“You are really too good,” returned Captain Waring, springing to his feet and making a somewhat exaggerated bow. “We shall be delighted, for there seems no prospect of our getting anything to eat before to-morrow.”

“You shall have something to eat in less than five minutes,” was Mrs. Brande’s reassuring answer, as she led the way to her own apartment.

“This,” waving her hand towards Honor, “is my niece, Miss Gordon, just out from England. I am Mrs. Brande—my husband is in the Council.”

“We have had the pleasure of meeting Miss Gordon before,” said Captain Waring; “this will not be the first time we have sat at the same table,” and he glanced at her, with sly significance.

“Yes,” faltered Honor, with a heightened colour, as she bowed and shook hands with Mark. “This is the gentleman of whom I told you, Aunt Sara, who rescued me when I was left alone in the train.”

“Ah! indeed,” said Mrs. Brande, sitting down as she spoke, and deliberately unfolding her serviette, “I’m sure I’m greatly obliged to him,” but she secretly wished that on that occasion Honor had been befriended by his rich associate.

“Let me introduce him to you, Mrs. Brande—his name is Jervis,” said Captain Waring, with his most jovial air. “He is young, idle, and unmarried. My name is Waring. I was in the Rutlands, but I chucked the service some time ago.”
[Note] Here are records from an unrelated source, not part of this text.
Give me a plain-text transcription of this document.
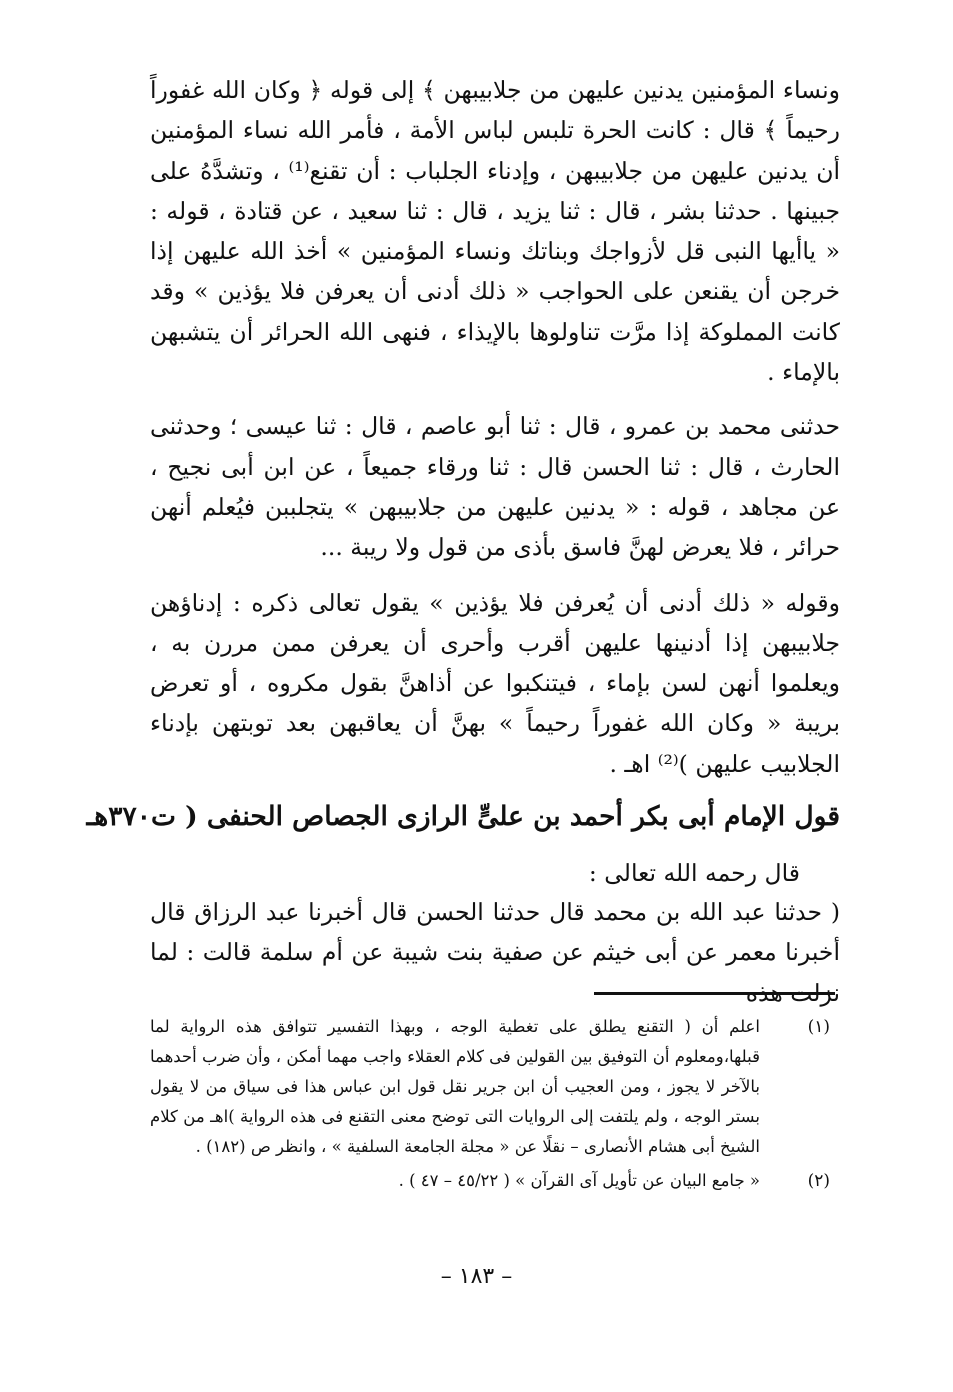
ونساء المؤمنين يدنين عليهن من جلابيبهن ﴾ إلى قوله ﴿ وكان الله غفوراً رحيماً ﴾ قال : كانت الحرة تلبس لباس الأمة ، فأمر الله نساء المؤمنين أن يدنين عليهن من جلابيبهن ، وإدناء الجلباب : أن تقنع⁽¹⁾ ، وتشدَّهُ على جبينها . حدثنا بشر ، قال : ثنا يزيد ، قال : ثنا سعيد ، عن قتادة ، قوله : « ياأيها النبى قل لأزواجك وبناتك ونساء المؤمنين » أخذ الله عليهن إذا خرجن أن يقنعن على الحواجب « ذلك أدنى أن يعرفن فلا يؤذين » وقد كانت المملوكة إذا مرَّت تناولوها بالإيذاء ، فنهى الله الحرائر أن يتشبهن بالإماء .

حدثنى محمد بن عمرو ، قال : ثنا أبو عاصم ، قال : ثنا عيسى ؛ وحدثنى الحارث ، قال : ثنا الحسن قال : ثنا ورقاء جميعاً ، عن ابن أبى نجيح ، عن مجاهد ، قوله : « يدنين عليهن من جلابيبهن » يتجلببن فيُعلم أنهن حرائر ، فلا يعرض لهنَّ فاسق بأذى من قول ولا ريبة ...

وقوله « ذلك أدنى أن يُعرفن فلا يؤذين » يقول تعالى ذكره : إدناؤهن جلابيبهن إذا أدنينها عليهن أقرب وأحرى أن يعرفن ممن مررن به ، ويعلموا أنهن لسن بإماء ، فيتنكبوا عن أذاهنَّ بقول مكروه ، أو تعرض بريبة « وكان الله غفوراً رحيماً » بهنَّ أن يعاقبهن بعد توبتهن بإدناء الجلابيب عليهن )⁽²⁾ اهـ .

قول الإمام أبى بكر أحمد بن علىٍّ الرازى الجصاص الحنفى ( ت٣٧٠هـ

قال رحمه الله تعالى :

( حدثنا عبد الله بن محمد قال حدثنا الحسن قال أخبرنا عبد الرزاق قال أخبرنا معمر عن أبى خيثم عن صفية بنت شيبة عن أم سلمة قالت : لما نزلت هذه

(١)
اعلم أن ( التقنع يطلق على تغطية الوجه ، وبهذا التفسير تتوافق هذه الرواية لما قبلها،ومعلوم أن التوفيق بين القولين فى كلام العقلاء واجب مهما أمكن ، وأن ضرب أحدهما بالآخر لا يجوز ، ومن العجيب أن ابن جرير نقل قول ابن عباس هذا فى سياق من لا يقول بستر الوجه ، ولم يلتفت إلى الروايات التى توضح معنى التقنع فى هذه الرواية )اهـ من كلام الشيخ أبى هشام الأنصارى – نقلًا عن « مجلة الجامعة السلفية » ، وانظر ص (١٨٢) .
(٢)
« جامع البيان عن تأويل آى القرآن » ( ٤٥/٢٢ – ٤٧ ) .
– ١٨٣ –
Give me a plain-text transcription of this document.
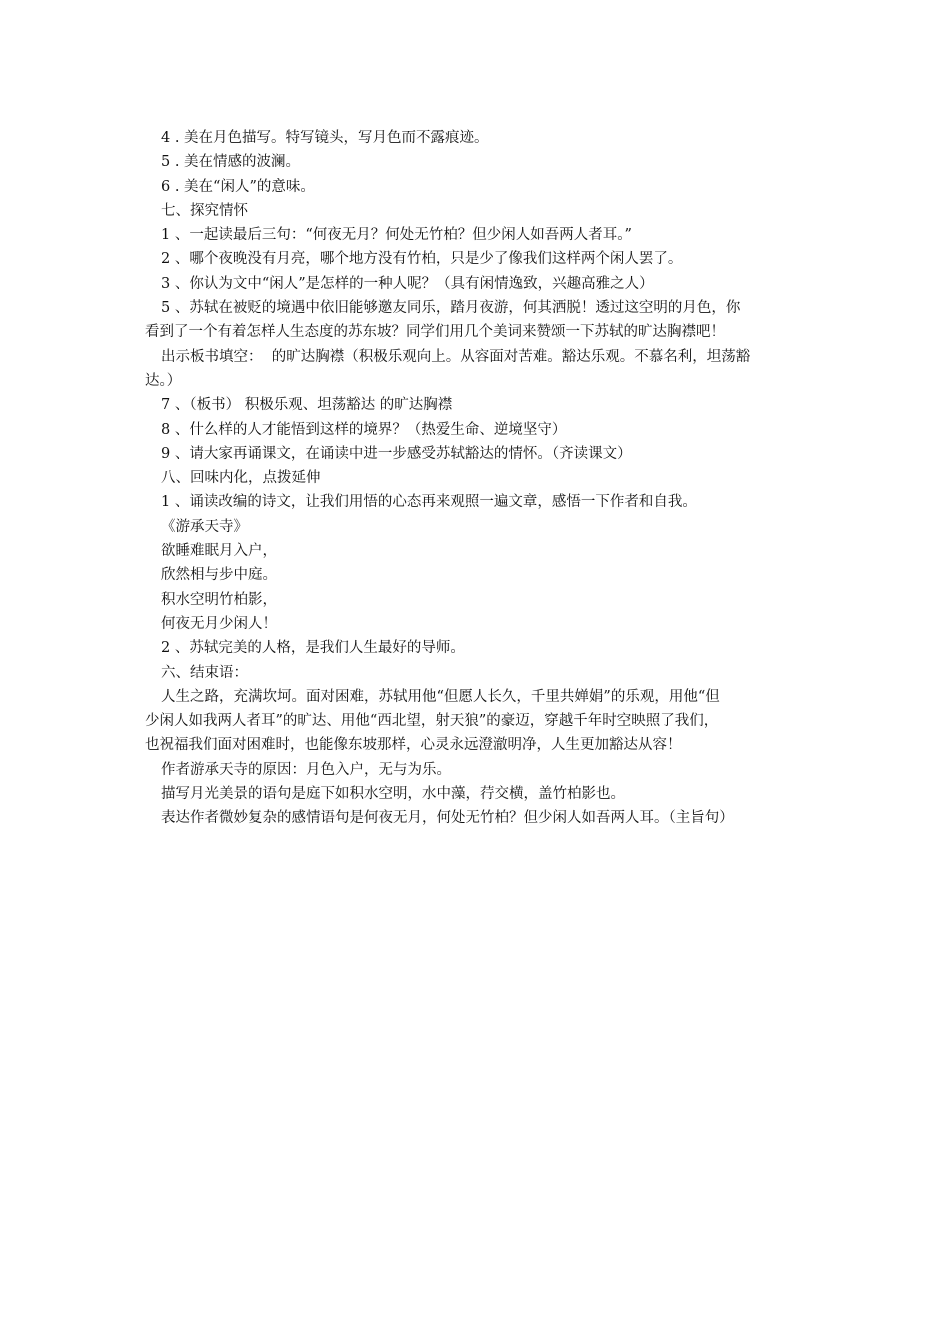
4 . 美在月色描写。特写镜头，写月色而不露痕迹。

5 . 美在情感的波澜。

6 . 美在“闲人”的意味。

七、探究情怀

1 、一起读最后三句：“何夜无月？何处无竹柏？但少闲人如吾两人者耳。”

2 、哪个夜晚没有月亮，哪个地方没有竹柏，只是少了像我们这样两个闲人罢了。

3 、你认为文中“闲人”是怎样的一种人呢？（具有闲情逸致，兴趣高雅之人）

5 、苏轼在被贬的境遇中依旧能够邀友同乐，踏月夜游，何其洒脱！透过这空明的月色，你

看到了一个有着怎样人生态度的苏东坡？同学们用几个美词来赞颂一下苏轼的旷达胸襟吧！

出示板书填空：  的旷达胸襟（积极乐观向上。从容面对苦难。豁达乐观。不慕名利，坦荡豁

达。）

7 、（板书） 积极乐观、坦荡豁达 的旷达胸襟

8 、什么样的人才能悟到这样的境界？（热爱生命、逆境坚守）

9 、请大家再诵课文，在诵读中进一步感受苏轼豁达的情怀。（齐读课文）

八、回味内化，点拨延伸

1 、诵读改编的诗文，让我们用悟的心态再来观照一遍文章，感悟一下作者和自我。

《游承天寺》

欲睡难眠月入户，

欣然相与步中庭。

积水空明竹柏影，

何夜无月少闲人！

2 、苏轼完美的人格，是我们人生最好的导师。

六、结束语：

人生之路，充满坎坷。面对困难，苏轼用他“但愿人长久，千里共婵娟”的乐观，用他“但

少闲人如我两人者耳”的旷达、用他“西北望，射天狼”的豪迈，穿越千年时空映照了我们，

也祝福我们面对困难时，也能像东坡那样，心灵永远澄澈明净，人生更加豁达从容！

作者游承天寺的原因：月色入户，无与为乐。

描写月光美景的语句是庭下如积水空明，水中藻，荇交横，盖竹柏影也。

表达作者微妙复杂的感情语句是何夜无月，何处无竹柏？但少闲人如吾两人耳。（主旨句）
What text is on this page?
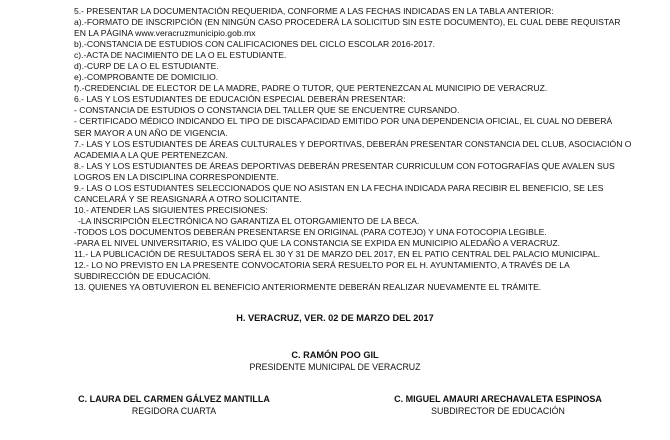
5.- PRESENTAR LA DOCUMENTACIÓN REQUERIDA, CONFORME A LAS FECHAS INDICADAS EN LA TABLA ANTERIOR:
a).-FORMATO DE INSCRIPCIÓN (EN NINGÚN CASO PROCEDERÁ LA SOLICITUD SIN ESTE DOCUMENTO), EL CUAL DEBE REQUISTAR
EN LA PÁGINA www.veracruzmunicipio.gob.mx
b).-CONSTANCIA DE ESTUDIOS CON CALIFICACIONES DEL CICLO ESCOLAR 2016-2017.
c).-ACTA DE NACIMIENTO DE LA O EL ESTUDIANTE.
d).-CURP DE LA O EL ESTUDIANTE.
e).-COMPROBANTE DE DOMICILIO.
f).-CREDENCIAL DE ELECTOR DE LA MADRE, PADRE O TUTOR, QUE PERTENEZCAN AL MUNICIPIO DE VERACRUZ.
6.- LAS Y LOS ESTUDIANTES DE EDUCACIÓN ESPECIAL DEBERÁN PRESENTAR:
- CONSTANCIA DE ESTUDIOS O CONSTANCIA DEL TALLER QUE SE ENCUENTRE CURSANDO.
- CERTIFICADO MÉDICO INDICANDO EL TIPO DE DISCAPACIDAD EMITIDO POR UNA DEPENDENCIA OFICIAL, EL CUAL NO DEBERÁ
SER MAYOR A UN AÑO DE VIGENCIA.
7.- LAS Y LOS ESTUDIANTES DE ÁREAS CULTURALES Y DEPORTIVAS, DEBERÁN PRESENTAR CONSTANCIA DEL CLUB, ASOCIACIÓN O
ACADEMIA A LA QUE PERTENEZCAN.
8.- LAS Y LOS ESTUDIANTES DE ÁREAS DEPORTIVAS DEBERÁN PRESENTAR CURRICULUM CON FOTOGRAFÍAS QUE AVALEN SUS
LOGROS EN LA DISCIPLINA CORRESPONDIENTE.
9.- LAS O LOS ESTUDIANTES SELECCIONADOS QUE NO ASISTAN EN LA FECHA INDICADA PARA RECIBIR EL BENEFICIO, SE LES
CANCELARÁ Y SE REASIGNARÁ A OTRO SOLICITANTE.
10.- ATENDER LAS SIGUIENTES PRECISIONES:
-LA INSCRIPCIÓN ELECTRÓNICA NO GARANTIZA EL OTORGAMIENTO DE LA BECA.
-TODOS LOS DOCUMENTOS DEBERÁN PRESENTARSE EN ORIGINAL (PARA COTEJO) Y UNA FOTOCOPIA LEGIBLE.
-PARA EL NIVEL UNIVERSITARIO, ES VÁLIDO QUE LA CONSTANCIA SE EXPIDA EN MUNICIPIO ALEDAÑO A VERACRUZ.
11.- LA PUBLICACIÓN DE RESULTADOS SERÁ EL 30 Y 31 DE MARZO DEL 2017, EN EL PATIO CENTRAL DEL PALACIO MUNICIPAL.
12.- LO NO PREVISTO EN LA PRESENTE CONVOCATORIA SERÁ RESUELTO POR EL H. AYUNTAMIENTO, A TRAVÉS DE LA
SUBDIRECCIÓN DE EDUCACIÓN.
13. QUIENES YA OBTUVIERON EL BENEFICIO ANTERIORMENTE DEBERÁN REALIZAR NUEVAMENTE EL TRÁMITE.
H. VERACRUZ, VER. 02 DE MARZO DEL 2017
C. RAMÓN POO GIL
PRESIDENTE MUNICIPAL DE VERACRUZ
C. LAURA DEL CARMEN GÁLVEZ MANTILLA
REGIDORA CUARTA
C. MIGUEL AMAURI ARECHAVALETA ESPINOSA
SUBDIRECTOR DE EDUCACIÓN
“Well, now we know all about each other” (oh, deluded lady!) “let us begin our dinner,” said Mrs. Brande. “I am sure we are all starving.”

Dinner proved to be excellent, and included mahseer from the lake, wild duck from the marshes, and club mutton. No! Mrs. Brande’s “chef” had not been over praised. At first every one (especially the hostess and Clarence Waring) was too frankly hungry to talk, but after a time they began to discuss the weather, the local insects, and their journey—not in the formal manner common to Britons on their mournful travels—but in a friendly, homely fashion, suitable to a whitewashed apartment, with the hostess’s bed in one corner.

Whilst the two men conversed with her niece, Mrs. Brande critically surveyed them, “took stock” as she said to herself. Captain Waring was a man of five or six and thirty, well set up, and soldierly looking; he had dark cropped hair, bold merry eyes, and was handsome, though sunburnt to a deep tan, and his face was deeply lined—those in his forehead looking as if they had been ruled and cut into the very bone—nevertheless, his habitual expression was as gay and animated as that of Toby Joy himself. He had an extremely well-to-do air (undoubtedly had never known a money care in his life), he wore his clothes with ease, they fitted him admirably, his watch, studs, and linen were of the finest quality; moreover, he appreciated a good dinner, seemed to accept the best of everything as a matter of course, and looked about intelligently for peppers and sauces, which were fortunately forthcoming.